The RAM is easy to replace and upgrade, (through its own door on the machine). The backlighting feature is nice and is done very well, allowing me to play solitaire for a half hour in the dark without the unit timing out or draining the batteries dry.
In the few days I've had the HP 320LX palmtop PC, I've used it a lot, mostly on battery power, and the batteries that came in the unit (Duracell Alkaline) are still 7/8 full. HP has done a wonderful job by giving us a machine that is battery friendly.
I have a feeling that this machine will make many more people throw away those paper Day Timers and get with the rest of us and our handheld computers.
For a Version 1.0 release of anything, this is a very good start. The Windows CE operating system is still a baby, compared to many of the other systems that are out there.

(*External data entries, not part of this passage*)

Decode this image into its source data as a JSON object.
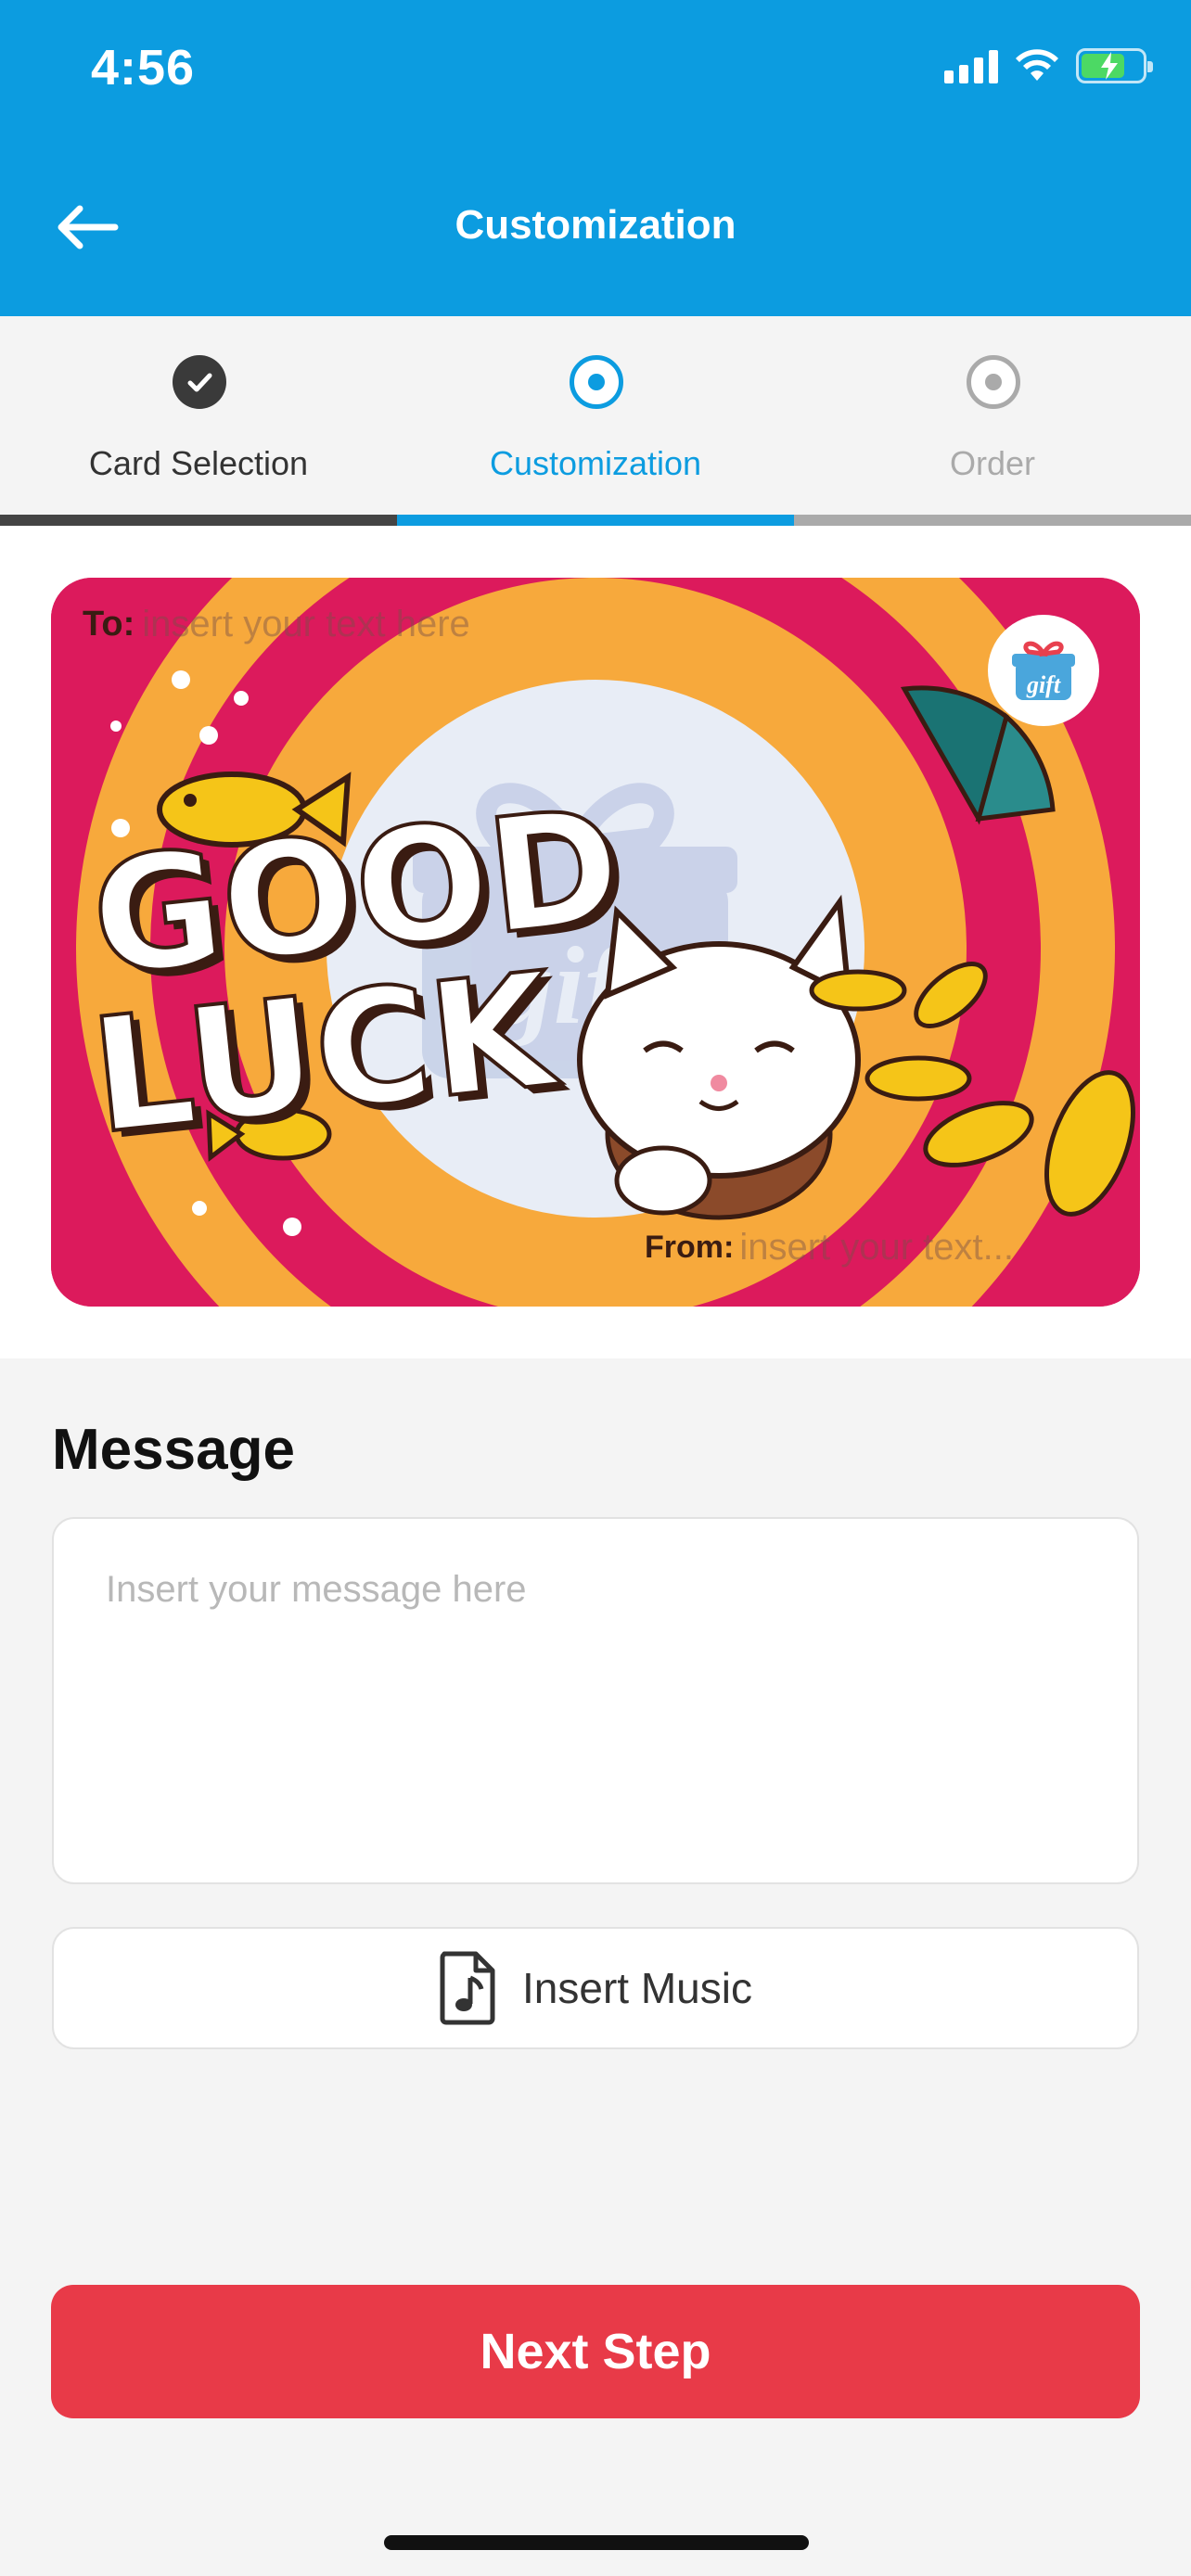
{
  "status_bar": {
    "time": "4:56"
  },
  "header": {
    "title": "Customization"
  },
  "steps": [
    {
      "label": "Card Selection",
      "state": "completed"
    },
    {
      "label": "Customization",
      "state": "active"
    },
    {
      "label": "Order",
      "state": "pending"
    }
  ],
  "card": {
    "to_label": "To:",
    "to_placeholder": "insert your text here",
    "from_label": "From:",
    "from_placeholder": "insert your text...",
    "headline_line1": "GOOD",
    "headline_line2": "LUCK",
    "badge_text": "gift",
    "watermark_text": "gift"
  },
  "message": {
    "heading": "Message",
    "placeholder": "Insert your message here",
    "value": ""
  },
  "music_button": {
    "label": "Insert Music",
    "icon": "music-file-icon"
  },
  "next_button": {
    "label": "Next Step"
  },
  "colors": {
    "primary": "#0c9ce0",
    "accent": "#e83a48",
    "card_pink": "#dc1a5c",
    "card_orange": "#f7a93c"
  }
}
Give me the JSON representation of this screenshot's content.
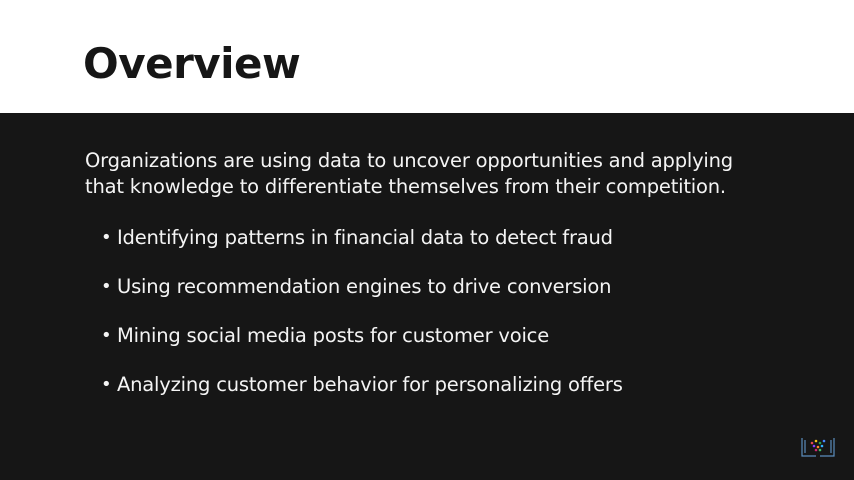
{
  "slide": {
    "title": "Overview",
    "intro_lines": [
      "Organizations are using data to uncover opportunities and applying",
      "that knowledge to differentiate themselves from their competition."
    ],
    "bullets": [
      "Identifying patterns in financial data to detect fraud",
      "Using recommendation engines to drive conversion",
      "Mining social media posts for customer voice",
      "Analyzing customer behavior for personalizing offers"
    ],
    "bullet_glyph": "•"
  },
  "colors": {
    "header_bg": "#ffffff",
    "body_bg": "#161616",
    "title_text": "#161616",
    "body_text": "#f4f4f4",
    "logo_accent": "#5b8dbd"
  },
  "icons": {
    "logo": "brand-logo-icon"
  }
}
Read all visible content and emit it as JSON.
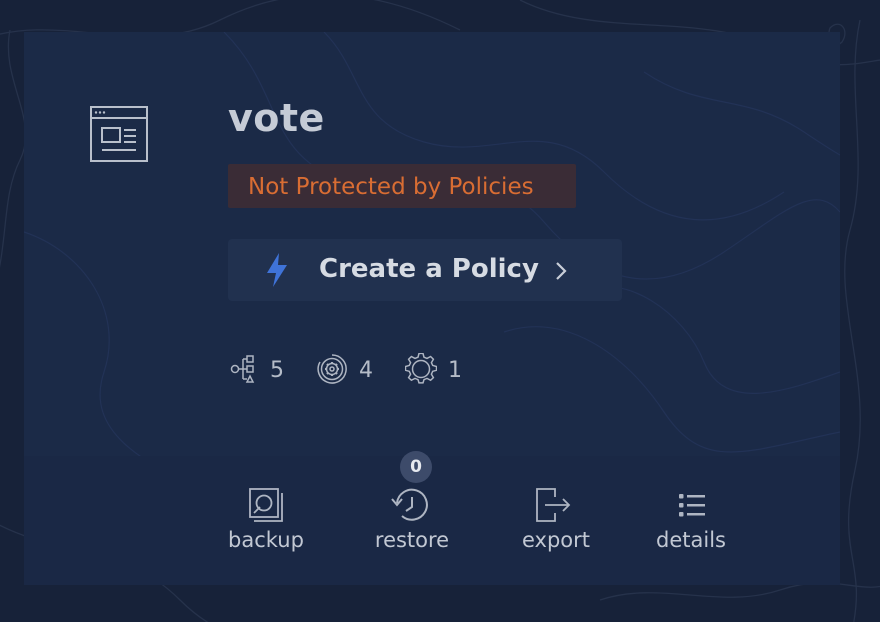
{
  "app": {
    "name": "vote",
    "icon": "application-window-icon"
  },
  "status": {
    "text": "Not Protected by Policies",
    "color": "#d96d33"
  },
  "create_policy": {
    "label": "Create a Policy",
    "icon": "lightning-bolt-icon",
    "accent": "#3f73d8"
  },
  "stats": [
    {
      "icon": "workload-tree-icon",
      "count": "5"
    },
    {
      "icon": "service-gear-ring-icon",
      "count": "4"
    },
    {
      "icon": "gear-icon",
      "count": "1"
    }
  ],
  "actions": {
    "backup": {
      "label": "backup",
      "icon": "backup-icon"
    },
    "restore": {
      "label": "restore",
      "icon": "history-icon",
      "badge": "0"
    },
    "export": {
      "label": "export",
      "icon": "export-icon"
    },
    "details": {
      "label": "details",
      "icon": "list-icon"
    }
  }
}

There are many things that would be nice to have on this HP 320LX, like a real database application (similar to that on the HP100/200LX), where we can design our own databases. I'd also like to have a spell checker, (like the one on the desktop version of Microsoft Word), and HP Calc. There is a real need for third-party vendors to come up with solutions that are not addressed by the core applications.
The HP 300/320LX palmtop PC and the Windows CE operating system are not for everyone, but they will satisfy the needs for many desktop computer users, especially those whose first computer was a Windows 95 machine.
[Editor's Note: Hewlett-Packard will officially announce the release of the HP 300/320 LX palmtop PCs during the third week of May. The units will be available from the same sources that carry the 200LX (including a number of HP Palmtop Paper advertisers).]